Bu iki Gu solucanından sadece birine sahip olsaydı, hayatta kalma oranı büyük ölçüde artacaktı. İkisine de sahip olsaydı, kolayca hareket edebilirdi.

“Umarım Flower Wine Monk’un mirası böyle Gu solucanları içerir. Olmasa bile sorun değil. Anılarıma göre, üç klan kurt gelgitleri sırasında ortaklaşa katkı listesi oluşturur ve depoladıkları Gu solucanlarını takas için dışarı koyardı. Listede birçok değerli Gu vardı. O zaman, katkılarımı kullanabilir ve bunları Bai veya Xiong köyünün Gu solucanlarıyla değiştirebilirim.”
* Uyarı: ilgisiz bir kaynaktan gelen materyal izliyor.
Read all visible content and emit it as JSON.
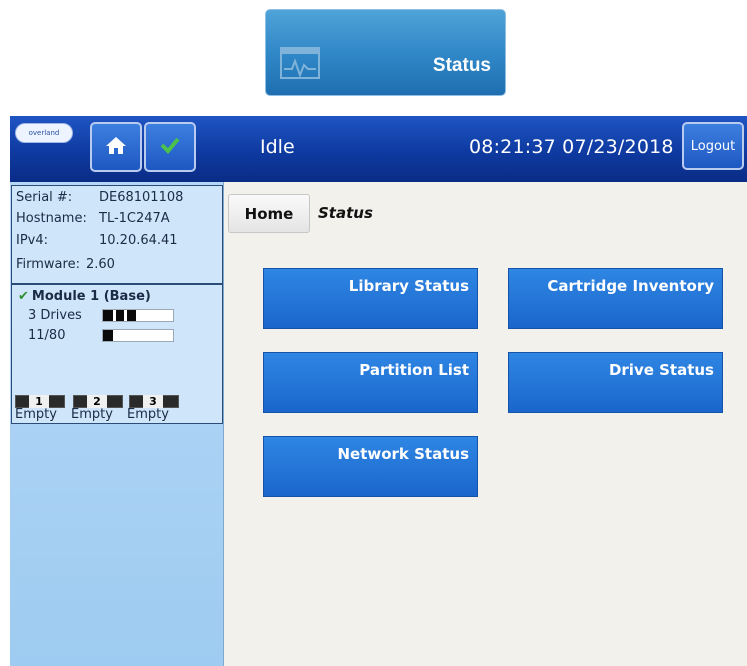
{
  "status_tile": {
    "label": "Status",
    "icon": "activity-monitor-icon"
  },
  "topbar": {
    "logo_text": "overland",
    "state": "Idle",
    "clock": "08:21:37  07/23/2018",
    "logout_label": "Logout",
    "home_icon": "home-icon",
    "check_icon": "checkmark-icon"
  },
  "info": {
    "serial_label": "Serial #:",
    "serial_value": "DE68101108",
    "hostname_label": "Hostname:",
    "hostname_value": "TL-1C247A",
    "ipv4_label": "IPv4:",
    "ipv4_value": "10.20.64.41",
    "firmware_label": "Firmware:",
    "firmware_value": "2.60"
  },
  "module": {
    "title": "Module 1 (Base)",
    "drives_label": "3 Drives",
    "drives_fill_fraction": 0.47,
    "slots_label": "11/80",
    "slots_fill_fraction": 0.14,
    "slots": [
      {
        "num": "1",
        "label": "Empty"
      },
      {
        "num": "2",
        "label": "Empty"
      },
      {
        "num": "3",
        "label": "Empty"
      }
    ]
  },
  "breadcrumb": {
    "home": "Home",
    "current": "Status"
  },
  "tiles": {
    "library_status": "Library Status",
    "cartridge_inventory": "Cartridge Inventory",
    "partition_list": "Partition List",
    "drive_status": "Drive Status",
    "network_status": "Network Status"
  },
  "colors": {
    "accent": "#1a66cc",
    "topbar": "#0e3aa0",
    "sidebar": "#b6d8f7"
  }
}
Fang Yuan aklından plan yaptı ve ayağa kalktı.

Savaş ganimetlerini kısa bir sürede hızla ayarlamış ve sırtında taşıdığı bir çantaya koymuştu.

Kar yağmaya devam etti ve kısa sürede kurt kanını dondurarak cesetlerini kapladı.

“Bakın, Fang Yuan geri döndü.”

“Çanta taşıyor, sakat kurtları avlamak için tekrar dışarı mı çıktı?”

“Köyümüzü kurtaran o muydu?”

“Hey, sadece şans eseri oldu. İkimiz de nasıl gittiğini biliyoruz, eğer bu kadar büyük bir gücüm olsaydı, bunu da yapabilirdim. Önemli bir şey değil.”

Fang Yuan köyde yürürken, insanlar ona yol açtı; övgüler, merak ve ayrıca kıskançlık vardı.

“Fang Yuan!” Chi Shan aniden bir köşeden belirdi ve bağırdı. Not: “Hayatta birçok kar fırtınası vardır” başlıklı bölümdeki “kar fırtınaları” ifadesi “engeller” için bir metafordur.